Título: ELES SE JUNTAM
Autor: M. PIO CORRÊA
Fonte: O Globo, 23/01/2006, Opinião, p. 7

Opresidente da República, em recente visita a Caracas, congratulou-se com a inclusão da Venezuela no Mercosul, aproveitando o ensejo para qualificar a oposição brasileira de golpista e estender essa qualificação à oposição venezuelana.

Essa asseveração, além de inverídica, fere um princípio elementar do convívio entre nações civilizadas. Calculo a consternação que ela deve haver causado no nosso chanceler, embaixador Celso Amorim. O nosso presidente, com todo o devido respeito, cometeu uma gafe ao acusar de ¿golpismo¿ os partidos políticos venezuelanos. É como se a rainha da Inglaterra, em um discurso oficial, comentasse o valerioduto, o caixa dois, o mensalão, ou as cuecas de certos políticos brasileiros.

Quanto à inclusão da Venezuela entre os países membros do Mercosul, por simpática que seja a idéia, ela se afasta do pensamento que presidiu à criação do órgão, que se pautou por linhas estritamente regionais. Ele partiu da constatação de que, sendo traçada uma linha do Atlântico ao Pacífico à altura do paralelo de Vitória, e outra linha pelo paralelo de Bahía Blanca, entre essas duas linhas encontram-se 80% do PIB do Brasil, 80% do PIB da Argentina, 80% do PIB do Chile e, obviamente, 100% do PIB do Uruguai.

A idéia era aproveitar e maximizar as sinergias latentes na região, criando pólos de desenvolvimento, cuja influência eventualmente extravasaria para outras regiões. Nesse espaço se encontram também facilidades e bons portos de mar. O porto da cidade do Rio Grande, por exemplo, é capaz de se tornar o principal escoadouro da produção da mesopotâmia argentina, região que compreende as províncias de Corrientes, Entre Ríos e Misiones.

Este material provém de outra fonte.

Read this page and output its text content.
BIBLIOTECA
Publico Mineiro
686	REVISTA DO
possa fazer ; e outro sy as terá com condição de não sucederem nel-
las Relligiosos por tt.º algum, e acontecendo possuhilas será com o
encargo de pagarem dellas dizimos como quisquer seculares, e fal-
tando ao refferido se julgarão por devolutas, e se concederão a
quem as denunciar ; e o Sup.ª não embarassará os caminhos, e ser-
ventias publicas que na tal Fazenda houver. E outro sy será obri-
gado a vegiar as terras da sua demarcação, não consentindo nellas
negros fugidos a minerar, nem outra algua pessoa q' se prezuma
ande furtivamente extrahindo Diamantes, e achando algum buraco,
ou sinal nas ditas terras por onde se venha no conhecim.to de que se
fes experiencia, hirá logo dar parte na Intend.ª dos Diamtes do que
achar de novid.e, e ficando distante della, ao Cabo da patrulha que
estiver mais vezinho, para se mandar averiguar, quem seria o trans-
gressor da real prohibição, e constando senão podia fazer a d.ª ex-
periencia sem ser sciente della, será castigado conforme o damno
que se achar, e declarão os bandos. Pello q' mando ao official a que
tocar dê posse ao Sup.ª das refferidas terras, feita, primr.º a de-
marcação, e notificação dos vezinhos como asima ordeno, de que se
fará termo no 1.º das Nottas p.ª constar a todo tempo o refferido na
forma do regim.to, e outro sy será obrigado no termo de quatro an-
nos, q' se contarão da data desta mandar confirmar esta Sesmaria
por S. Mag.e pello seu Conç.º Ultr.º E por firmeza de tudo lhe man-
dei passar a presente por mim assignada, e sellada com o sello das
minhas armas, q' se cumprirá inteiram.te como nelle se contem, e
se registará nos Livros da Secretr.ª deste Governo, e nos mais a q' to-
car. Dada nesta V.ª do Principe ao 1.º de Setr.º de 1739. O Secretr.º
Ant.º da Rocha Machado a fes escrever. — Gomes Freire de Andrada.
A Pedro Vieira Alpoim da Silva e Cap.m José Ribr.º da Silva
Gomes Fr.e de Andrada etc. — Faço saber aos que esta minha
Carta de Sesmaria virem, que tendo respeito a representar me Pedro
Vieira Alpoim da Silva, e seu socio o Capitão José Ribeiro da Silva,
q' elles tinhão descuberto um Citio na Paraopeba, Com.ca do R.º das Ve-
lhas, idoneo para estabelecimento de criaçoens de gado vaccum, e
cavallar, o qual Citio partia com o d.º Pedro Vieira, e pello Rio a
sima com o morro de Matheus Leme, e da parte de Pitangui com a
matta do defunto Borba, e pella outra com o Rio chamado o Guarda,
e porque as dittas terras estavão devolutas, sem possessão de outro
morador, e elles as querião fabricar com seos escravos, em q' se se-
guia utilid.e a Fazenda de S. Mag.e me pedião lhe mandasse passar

O governo brasileiro acaba de declarar, pela voz de seu presidente, a intenção de estreitar os seus laços com a Venezuela. Leia-se com o seu presidente, o coronel Hugo Chávez, por quem o nosso presidente professa tanta estima e admiração. Acontece que Fidel Castro, envelhecido e desgastado, está em vias de ser substituído pelo presidente Hugo Chávez no papel de líder do antiamericanismo na América Latina.

Na realidade, o ingresso da Venezuela no Mercosul ocorreu sobretudo em atenção aos desejos dos presidentes do Brasil e da Venezuela, Lula da Silva e Hugo Chávez, apoiados pelo presidente da Argentina Néstor Kirchner e do Uruguai Tabaré Vásquez. Está formado assim um quarteto de presidentes unidos por amizades e afinidades comuns, capaz de exercer grande influência nos assuntos de interesse da América Latina. Nas palavras do gaúcho Martin Fierro: ¿Díos los cria y ellos se juntan.¿

M. PIO CORRÊA é embaixador aposentado.